In interviews with Lopez, Sempervirens Fund Executive Director Shelley Ratay, State Parks Cultural Historian Mark Hylkema, UC–Berkeley ethnobotanist Rob Cuthrell and Girls Scouts of Northern California CEO Marina Park, the show examines how, with support from Sempervirens, state parks and academics, the Amah Mutsun are establishing a land trust. Their goal is to return the land they inhabited for millennia to its pre-contact state through the techniques their ancestors used—and to pass that information on to the next generation. It's started with tribal members doing work on the land, and by sharing information with the Girl Scouts.

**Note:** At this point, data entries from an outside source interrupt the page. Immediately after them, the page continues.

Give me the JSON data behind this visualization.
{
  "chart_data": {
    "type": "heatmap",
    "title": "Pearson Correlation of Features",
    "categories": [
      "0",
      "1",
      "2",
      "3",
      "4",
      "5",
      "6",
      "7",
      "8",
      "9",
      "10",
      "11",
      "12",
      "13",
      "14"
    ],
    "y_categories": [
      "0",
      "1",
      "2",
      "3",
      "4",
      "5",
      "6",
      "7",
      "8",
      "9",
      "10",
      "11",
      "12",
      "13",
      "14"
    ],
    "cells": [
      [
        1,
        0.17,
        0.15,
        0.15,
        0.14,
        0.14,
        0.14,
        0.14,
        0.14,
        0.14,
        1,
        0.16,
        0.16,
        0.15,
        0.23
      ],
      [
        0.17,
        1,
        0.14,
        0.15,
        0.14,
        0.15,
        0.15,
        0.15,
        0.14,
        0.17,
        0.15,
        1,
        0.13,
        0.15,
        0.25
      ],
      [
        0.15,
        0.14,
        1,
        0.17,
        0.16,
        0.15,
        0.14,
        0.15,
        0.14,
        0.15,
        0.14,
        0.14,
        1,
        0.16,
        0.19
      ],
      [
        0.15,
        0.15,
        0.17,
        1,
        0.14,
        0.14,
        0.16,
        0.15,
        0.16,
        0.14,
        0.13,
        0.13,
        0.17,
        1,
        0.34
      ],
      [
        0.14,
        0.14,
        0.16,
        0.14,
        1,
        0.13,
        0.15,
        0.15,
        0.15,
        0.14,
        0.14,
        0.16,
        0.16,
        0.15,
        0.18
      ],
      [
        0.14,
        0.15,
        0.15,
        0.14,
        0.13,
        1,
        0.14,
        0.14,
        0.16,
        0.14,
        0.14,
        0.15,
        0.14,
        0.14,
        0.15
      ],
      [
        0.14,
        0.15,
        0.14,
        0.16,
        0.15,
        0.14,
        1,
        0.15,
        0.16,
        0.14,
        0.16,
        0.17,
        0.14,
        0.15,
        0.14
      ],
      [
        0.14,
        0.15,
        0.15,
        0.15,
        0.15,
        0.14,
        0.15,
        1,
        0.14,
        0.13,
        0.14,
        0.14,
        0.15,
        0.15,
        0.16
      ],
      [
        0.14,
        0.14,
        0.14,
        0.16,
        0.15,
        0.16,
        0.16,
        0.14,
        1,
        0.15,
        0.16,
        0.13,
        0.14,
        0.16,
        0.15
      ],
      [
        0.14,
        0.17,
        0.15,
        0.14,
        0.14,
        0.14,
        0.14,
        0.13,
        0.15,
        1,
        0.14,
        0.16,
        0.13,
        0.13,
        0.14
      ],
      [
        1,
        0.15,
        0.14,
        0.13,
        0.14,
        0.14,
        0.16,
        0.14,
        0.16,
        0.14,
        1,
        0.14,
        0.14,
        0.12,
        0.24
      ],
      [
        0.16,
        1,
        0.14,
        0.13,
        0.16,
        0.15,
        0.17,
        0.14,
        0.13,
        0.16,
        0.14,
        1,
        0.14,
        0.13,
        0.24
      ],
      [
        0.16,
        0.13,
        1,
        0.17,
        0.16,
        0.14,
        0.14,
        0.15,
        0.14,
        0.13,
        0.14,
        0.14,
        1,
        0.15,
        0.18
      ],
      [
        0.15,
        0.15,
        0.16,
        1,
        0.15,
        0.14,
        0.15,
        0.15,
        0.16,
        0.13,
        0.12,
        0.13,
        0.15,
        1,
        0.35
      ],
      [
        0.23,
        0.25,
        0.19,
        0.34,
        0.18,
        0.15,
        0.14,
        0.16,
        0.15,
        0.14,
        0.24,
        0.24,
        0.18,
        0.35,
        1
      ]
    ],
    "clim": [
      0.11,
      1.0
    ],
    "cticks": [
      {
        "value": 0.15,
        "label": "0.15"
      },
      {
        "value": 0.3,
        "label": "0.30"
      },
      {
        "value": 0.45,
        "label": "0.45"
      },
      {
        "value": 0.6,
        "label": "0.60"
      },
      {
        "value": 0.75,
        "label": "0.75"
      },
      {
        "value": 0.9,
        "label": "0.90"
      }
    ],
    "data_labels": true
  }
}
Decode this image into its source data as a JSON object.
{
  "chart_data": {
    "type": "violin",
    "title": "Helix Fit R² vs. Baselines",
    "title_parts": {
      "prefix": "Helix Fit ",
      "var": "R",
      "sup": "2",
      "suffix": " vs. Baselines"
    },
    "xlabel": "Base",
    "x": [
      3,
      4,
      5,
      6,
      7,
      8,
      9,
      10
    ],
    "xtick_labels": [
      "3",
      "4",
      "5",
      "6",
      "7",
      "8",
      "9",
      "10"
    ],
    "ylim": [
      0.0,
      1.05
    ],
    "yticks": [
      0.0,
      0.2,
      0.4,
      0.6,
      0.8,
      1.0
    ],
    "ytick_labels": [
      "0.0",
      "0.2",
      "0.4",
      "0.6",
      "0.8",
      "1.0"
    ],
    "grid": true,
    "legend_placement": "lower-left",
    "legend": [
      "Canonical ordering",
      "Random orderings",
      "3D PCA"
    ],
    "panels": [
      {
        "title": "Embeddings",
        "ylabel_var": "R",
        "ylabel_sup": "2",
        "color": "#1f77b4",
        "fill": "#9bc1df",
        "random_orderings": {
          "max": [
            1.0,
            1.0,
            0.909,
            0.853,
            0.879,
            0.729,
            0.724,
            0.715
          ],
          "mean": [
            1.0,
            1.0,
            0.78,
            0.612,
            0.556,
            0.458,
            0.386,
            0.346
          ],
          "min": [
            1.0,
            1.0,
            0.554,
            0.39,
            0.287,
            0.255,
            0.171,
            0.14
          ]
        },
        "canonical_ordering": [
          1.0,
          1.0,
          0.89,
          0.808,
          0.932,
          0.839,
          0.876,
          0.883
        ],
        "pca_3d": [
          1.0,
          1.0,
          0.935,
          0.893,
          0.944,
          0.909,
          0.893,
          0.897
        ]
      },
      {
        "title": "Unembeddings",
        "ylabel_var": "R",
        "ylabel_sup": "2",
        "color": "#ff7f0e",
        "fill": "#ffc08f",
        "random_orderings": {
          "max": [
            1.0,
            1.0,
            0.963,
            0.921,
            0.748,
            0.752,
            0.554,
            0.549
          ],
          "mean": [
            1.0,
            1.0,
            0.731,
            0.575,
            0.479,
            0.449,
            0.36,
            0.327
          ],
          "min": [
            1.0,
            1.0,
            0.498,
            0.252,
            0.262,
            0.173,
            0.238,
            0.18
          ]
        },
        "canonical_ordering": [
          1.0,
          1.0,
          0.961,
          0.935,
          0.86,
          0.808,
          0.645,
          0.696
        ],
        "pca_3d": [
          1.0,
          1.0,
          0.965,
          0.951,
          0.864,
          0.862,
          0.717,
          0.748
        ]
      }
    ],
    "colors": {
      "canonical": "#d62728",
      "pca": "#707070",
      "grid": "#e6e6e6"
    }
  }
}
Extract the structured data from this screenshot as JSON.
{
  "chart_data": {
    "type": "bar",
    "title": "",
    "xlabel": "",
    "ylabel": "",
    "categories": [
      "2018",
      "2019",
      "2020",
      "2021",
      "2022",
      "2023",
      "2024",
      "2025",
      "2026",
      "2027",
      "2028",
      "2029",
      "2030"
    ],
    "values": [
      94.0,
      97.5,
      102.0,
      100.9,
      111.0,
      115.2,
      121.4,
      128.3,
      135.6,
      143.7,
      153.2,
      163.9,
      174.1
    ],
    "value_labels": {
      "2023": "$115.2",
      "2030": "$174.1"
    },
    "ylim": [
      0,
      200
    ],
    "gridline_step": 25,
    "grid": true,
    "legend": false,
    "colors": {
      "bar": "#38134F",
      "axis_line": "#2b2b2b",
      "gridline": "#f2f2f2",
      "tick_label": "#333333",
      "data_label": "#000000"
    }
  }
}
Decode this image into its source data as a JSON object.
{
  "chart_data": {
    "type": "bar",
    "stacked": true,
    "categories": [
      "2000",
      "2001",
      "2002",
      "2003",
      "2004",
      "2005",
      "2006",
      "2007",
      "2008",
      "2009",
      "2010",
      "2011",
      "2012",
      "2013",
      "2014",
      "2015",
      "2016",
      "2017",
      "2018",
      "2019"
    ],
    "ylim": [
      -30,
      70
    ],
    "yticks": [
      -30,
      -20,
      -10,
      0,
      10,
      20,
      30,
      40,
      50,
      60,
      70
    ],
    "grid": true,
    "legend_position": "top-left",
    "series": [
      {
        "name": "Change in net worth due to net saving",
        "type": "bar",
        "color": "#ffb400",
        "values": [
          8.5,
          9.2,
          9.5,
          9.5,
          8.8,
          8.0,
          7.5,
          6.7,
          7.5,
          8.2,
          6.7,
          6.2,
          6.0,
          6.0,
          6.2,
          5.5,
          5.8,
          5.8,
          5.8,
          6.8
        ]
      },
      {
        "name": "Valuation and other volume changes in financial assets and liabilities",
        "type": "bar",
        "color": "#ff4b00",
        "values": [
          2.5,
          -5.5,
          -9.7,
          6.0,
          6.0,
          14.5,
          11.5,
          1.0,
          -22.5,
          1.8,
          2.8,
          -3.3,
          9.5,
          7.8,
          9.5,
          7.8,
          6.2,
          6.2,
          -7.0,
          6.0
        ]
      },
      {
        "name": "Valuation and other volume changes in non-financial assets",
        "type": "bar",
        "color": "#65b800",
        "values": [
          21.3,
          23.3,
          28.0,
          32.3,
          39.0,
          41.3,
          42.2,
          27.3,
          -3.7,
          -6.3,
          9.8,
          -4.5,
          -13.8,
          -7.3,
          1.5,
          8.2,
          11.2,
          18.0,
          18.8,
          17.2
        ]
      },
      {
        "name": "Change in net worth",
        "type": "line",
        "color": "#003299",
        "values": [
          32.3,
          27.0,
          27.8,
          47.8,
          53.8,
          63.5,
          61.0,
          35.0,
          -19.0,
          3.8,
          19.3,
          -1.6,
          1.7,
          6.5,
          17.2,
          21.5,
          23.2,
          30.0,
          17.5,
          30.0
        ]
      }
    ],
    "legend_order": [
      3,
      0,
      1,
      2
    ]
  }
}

Watch the trailer here. After Sunday, Aug. 9, you can see the entire segment.

"A big part of our Amah Mutsun land trust is teaching and education and sharing knowledge. Our ancestors knew that for the betterment of Mother Earth they had to share the indigenous knowledge that they gained regarding how to manage the fish, how to manage the lands for the bear, et cetera," says Lopez. "We need to do that today. We need to share our knowledge with the public."

The Sempervirens Fund, as the second-oldest land trust in the nation, is advising the Amah Mutsun as they establish their land trust. Ratay says that when Sempervirens Fund facilitated the transfer of a conservation easement to the tribe a couple of years ago, it was with an eye toward the future and the possibilities for relearning land stewardship techniques. "That's the first property interest that the tribe has in this area, the first property interest that they have anywhere," she says. "That gives them the responsibility to come back and care for that piece of land. A place where they can come and rediscover and relearn and then share with us their traditional knowledge about how to care for this place."

Cuthrell, the ethnobotanist, says traditional stewardship of the land leads to a closer relationship with it. "What working with the tribe has taught me is that there's a real difference in the way that we can connect to a place," he says. "If you know about a place and develop a physical relationship with it by being there and by seeing how the landscape is changing, and by interacting with it in a more visceral way, we can really develop a meaningful, deep relationship with the land."

'Open Road with Doug McConnell: Quiroste Valley' airs at a special viewing time of 8pm on Sunday, Aug. 9 on NBC Bay Area (Channel 11). Audiences outside the Bay Area, including Santa Cruz, and those who miss the program can view the segment on the Sempervirens Fund website.